Exquisite book.A-one photo reproduction.Easy reading, very informative,atypical history that fills gaps of standard histories.Not sure that I accept his premise that there were more travelers during this era than others.Weren't there always adventurers and soldiers.The Greeks and Romans certainly traveled the world,but perhaps from a Euro-centric Christian vantage this era was new.Needs tighter proofreading.Too many typos mispellings and repetitions.
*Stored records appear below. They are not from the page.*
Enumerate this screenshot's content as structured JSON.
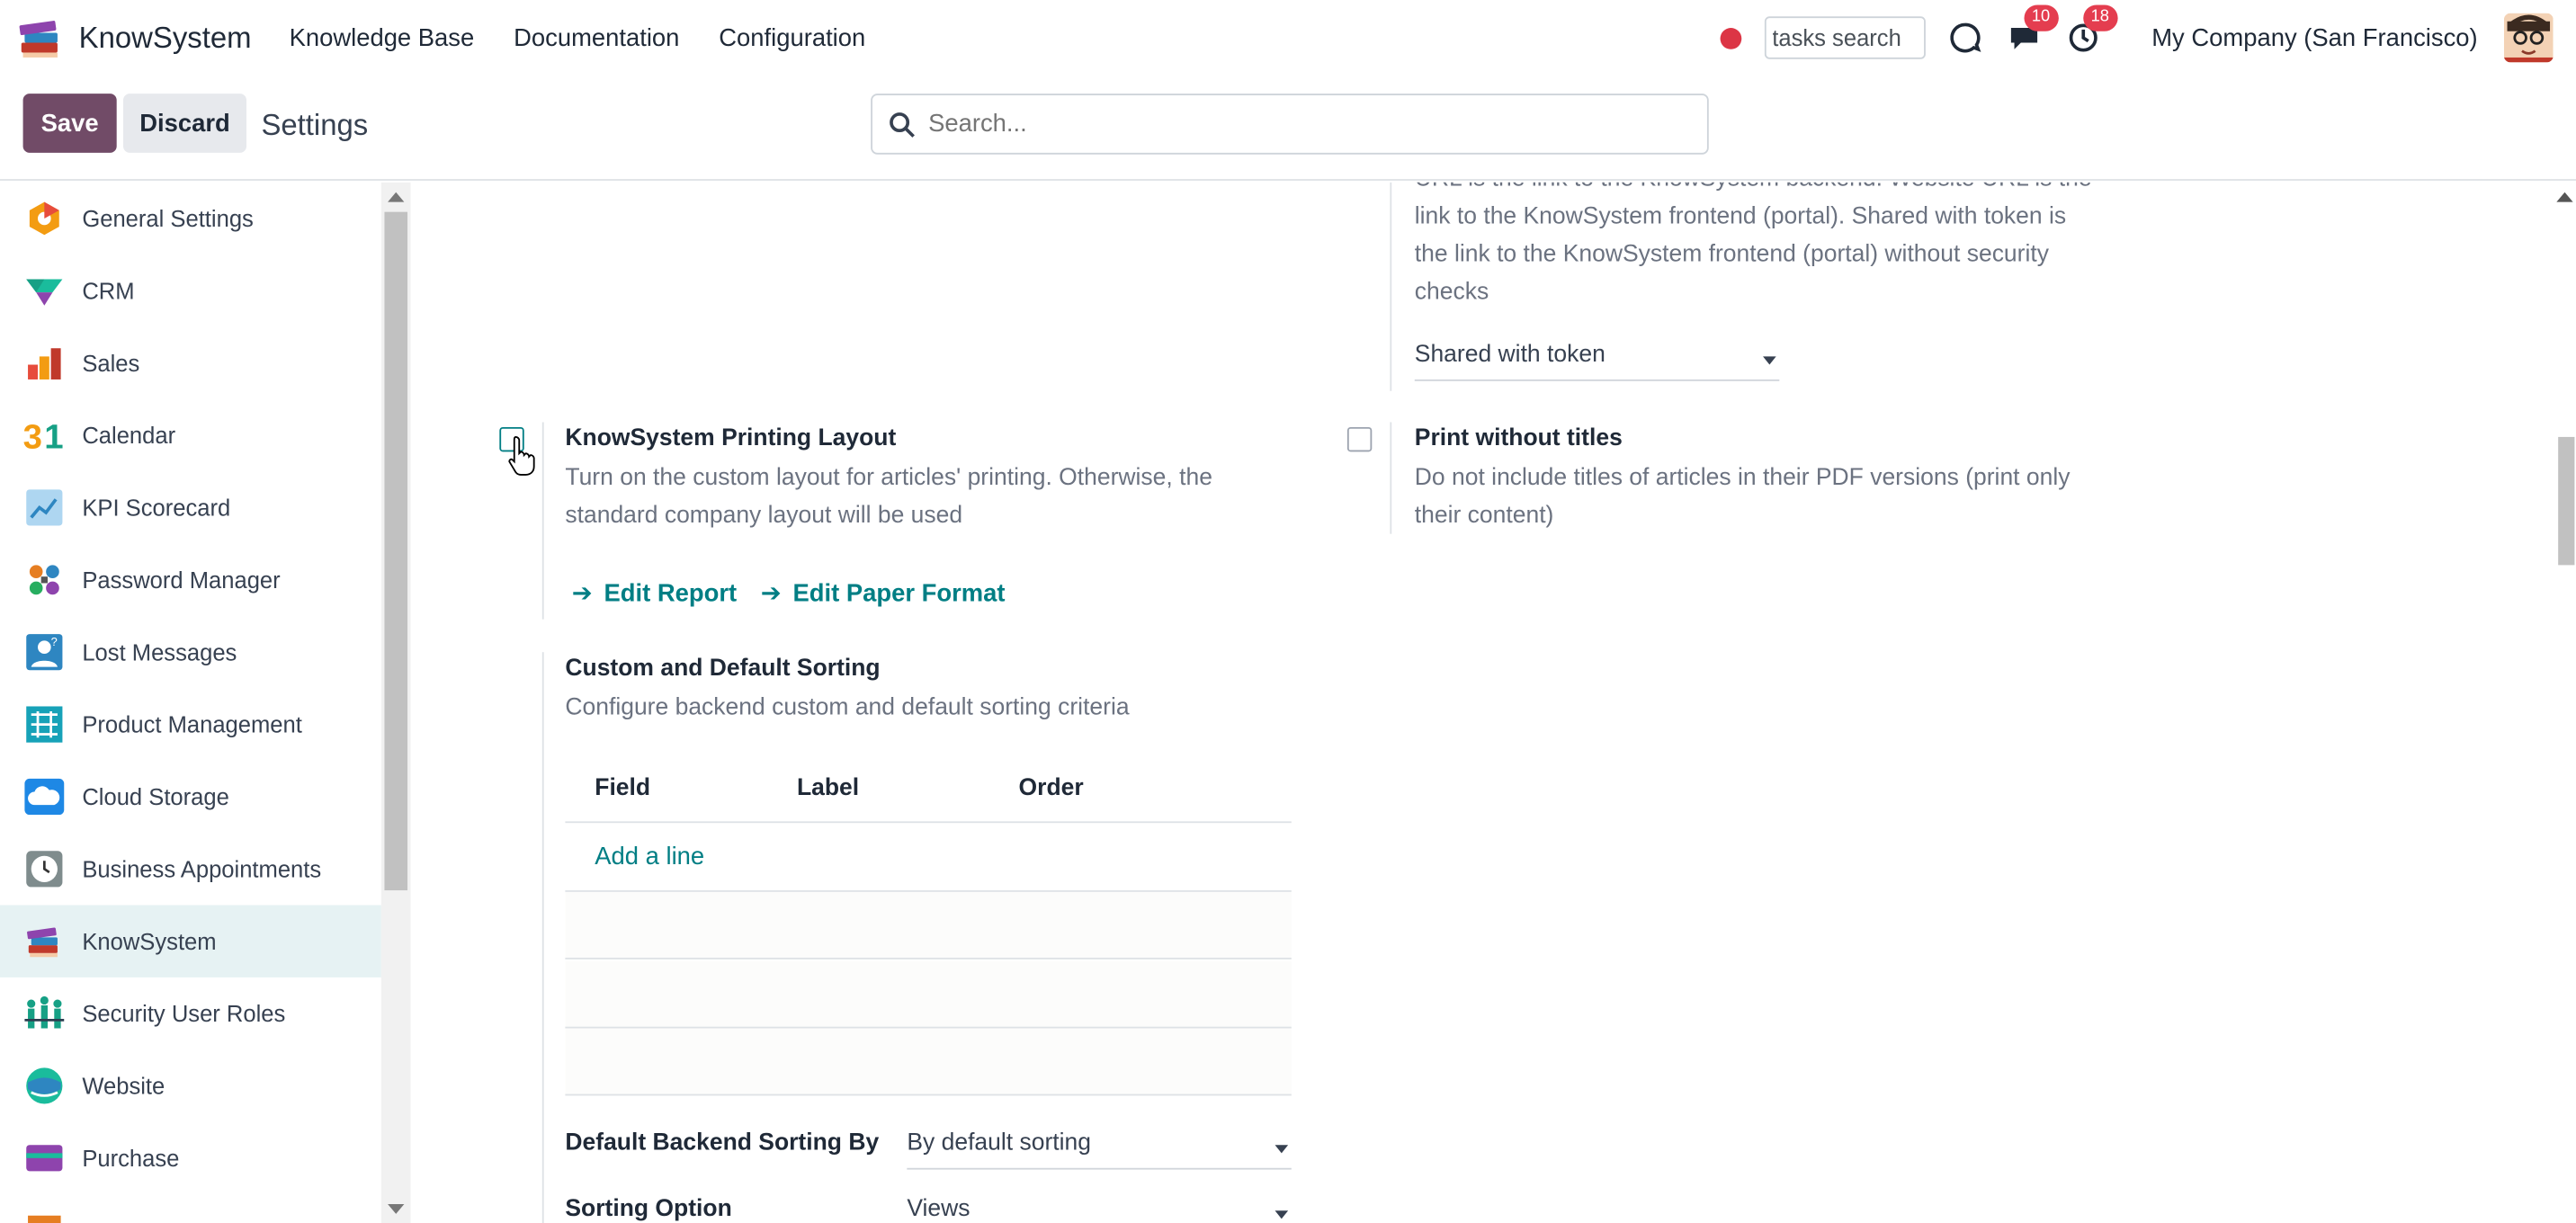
{
  "navbar": {
    "app_name": "KnowSystem",
    "menu": [
      "Knowledge Base",
      "Documentation",
      "Configuration"
    ],
    "tasks_search_value": "tasks search",
    "messages_count": "10",
    "activities_count": "18",
    "company": "My Company (San Francisco)"
  },
  "control": {
    "save_label": "Save",
    "discard_label": "Discard",
    "title": "Settings",
    "search_placeholder": "Search..."
  },
  "sidebar": {
    "items": [
      {
        "label": "General Settings",
        "icon": "general-settings-icon"
      },
      {
        "label": "CRM",
        "icon": "crm-icon"
      },
      {
        "label": "Sales",
        "icon": "sales-icon"
      },
      {
        "label": "Calendar",
        "icon": "calendar-icon"
      },
      {
        "label": "KPI Scorecard",
        "icon": "kpi-scorecard-icon"
      },
      {
        "label": "Password Manager",
        "icon": "password-manager-icon"
      },
      {
        "label": "Lost Messages",
        "icon": "lost-messages-icon"
      },
      {
        "label": "Product Management",
        "icon": "product-management-icon"
      },
      {
        "label": "Cloud Storage",
        "icon": "cloud-storage-icon"
      },
      {
        "label": "Business Appointments",
        "icon": "business-appointments-icon"
      },
      {
        "label": "KnowSystem",
        "icon": "knowsystem-icon"
      },
      {
        "label": "Security User Roles",
        "icon": "security-user-roles-icon"
      },
      {
        "label": "Website",
        "icon": "website-icon"
      },
      {
        "label": "Purchase",
        "icon": "purchase-icon"
      }
    ],
    "active_index": 10
  },
  "main": {
    "url_setting": {
      "desc_line1": "URL is the link to the KnowSystem backend. Website URL is the",
      "desc_line2": "link to the KnowSystem frontend (portal). Shared with token is",
      "desc_line3": "the link to the KnowSystem frontend (portal) without security",
      "desc_line4": "checks",
      "select_value": "Shared with token"
    },
    "printing_layout": {
      "title": "KnowSystem Printing Layout",
      "desc_line1": "Turn on the custom layout for articles' printing. Otherwise, the",
      "desc_line2": "standard company layout will be used",
      "checked": false,
      "link_report": "Edit Report",
      "link_paper": "Edit Paper Format"
    },
    "print_without_titles": {
      "title": "Print without titles",
      "desc_line1": "Do not include titles of articles in their PDF versions (print only",
      "desc_line2": "their content)",
      "checked": false
    },
    "sorting": {
      "title": "Custom and Default Sorting",
      "desc": "Configure backend custom and default sorting criteria",
      "columns": [
        "Field",
        "Label",
        "Order"
      ],
      "add_line": "Add a line",
      "default_label": "Default Backend Sorting By",
      "default_value": "By default sorting",
      "option_label": "Sorting Option",
      "option_value": "Views"
    }
  }
}
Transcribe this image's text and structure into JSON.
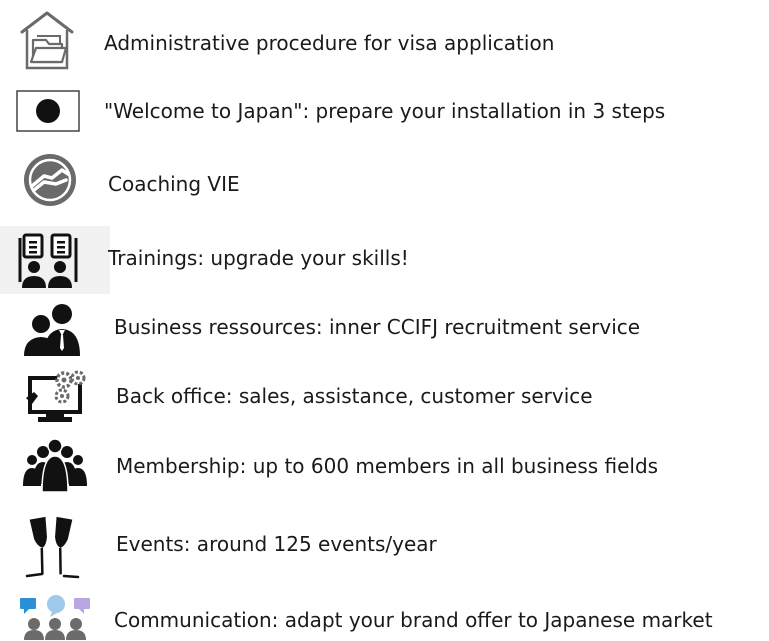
{
  "items": [
    {
      "label": "Administrative procedure for visa application",
      "icon": "house-folder-icon"
    },
    {
      "label": "\"Welcome to Japan\": prepare your installation in 3 steps",
      "icon": "record-dot-icon"
    },
    {
      "label": "Coaching VIE",
      "icon": "handshake-icon"
    },
    {
      "label": "Trainings: upgrade your skills!",
      "icon": "trainees-icon"
    },
    {
      "label": "Business ressources: inner CCIFJ recruitment service",
      "icon": "business-people-icon"
    },
    {
      "label": "Back office: sales, assistance, customer service",
      "icon": "monitor-gears-icon"
    },
    {
      "label": "Membership: up to 600 members in all business fields",
      "icon": "group-icon"
    },
    {
      "label": "Events: around 125 events/year",
      "icon": "champagne-glasses-icon"
    },
    {
      "label": "Communication: adapt your brand offer to Japanese market",
      "icon": "chat-group-icon"
    }
  ],
  "colors": {
    "icon_gray": "#6a6a6a",
    "icon_dark": "#111111",
    "chat_blue": "#2a8fd6",
    "chat_lightblue": "#9ec9ea",
    "chat_purple": "#b8a7e0",
    "people_gray": "#6b6b6b"
  }
}
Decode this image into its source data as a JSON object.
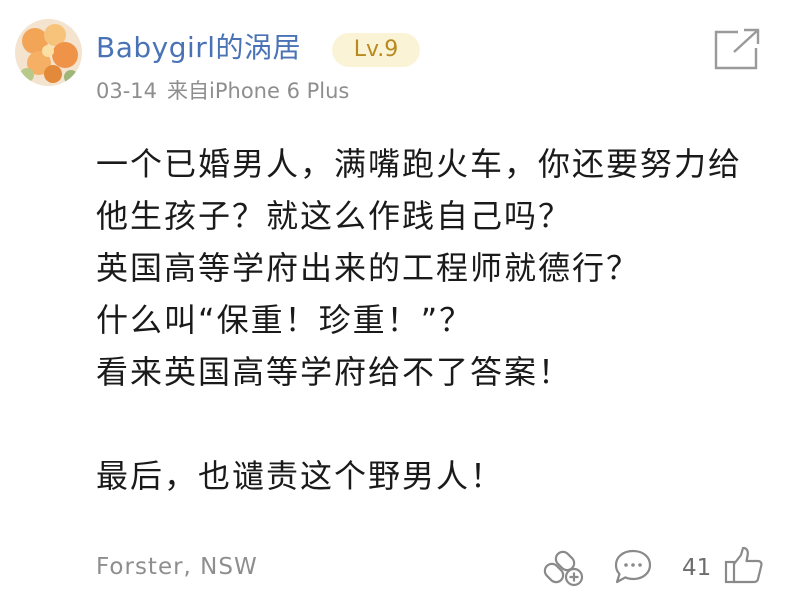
{
  "post": {
    "author": "Babygirl的涡居",
    "level": "Lv.9",
    "date": "03-14",
    "source": "来自iPhone 6 Plus",
    "lines": [
      "一个已婚男人，满嘴跑火车，你还要努力给",
      "他生孩子？就这么作践自己吗？",
      "英国高等学府出来的工程师就德行？",
      "什么叫“保重！珍重！”？",
      "看来英国高等学府给不了答案！",
      "最后，也谴责这个野男人！"
    ],
    "location": "Forster, NSW",
    "like_count": "41"
  },
  "icons": {
    "share": "share-icon",
    "relay": "link-relay-icon",
    "comment": "comment-icon",
    "like": "thumbs-up-icon"
  },
  "colors": {
    "username": "#4a73b5",
    "badge_bg": "#fbf3d6",
    "badge_text": "#b88a20",
    "meta": "#8e8e8e",
    "body": "#1a1a1a"
  }
}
A bold concept, but the execution is somewhat lacking. In trying to follow the history of the world in a single year, the author is forced to backtrack and skip to the future to explain what's happening and why, or repercussions from events. He attempts to organize things thematically, but the themes aren't always coherent. The book is certainly lavishly presented, with high quality paper and beautiful illustrations, but that doesn't entirely make up for the writing.
A wonderful book arose from a quixotic decision. The author notes the apparent randomness of focussing on the year 1616, which is not one that resonates in our brains like 1492, 1976, etc. But Christensen shows how this period was the turning point from localism to globalism. The book itself is gorgeous with color artwork from the period used to illustrate the story.
It was A Bad Plan to read this in ebook form -- I gather from the other reviews that it's almost a coffee table book. With the plentiful pictures scaled down to iphone-screen-size, the writing (which managed to be both superficial and fussily detailed) couldn't possibly rate higher than two stars.
Fascinating look into what was happening ALL over the world in 1616, politically, culturally, science, women, travel. It's a big read but well worth the time. And not dry!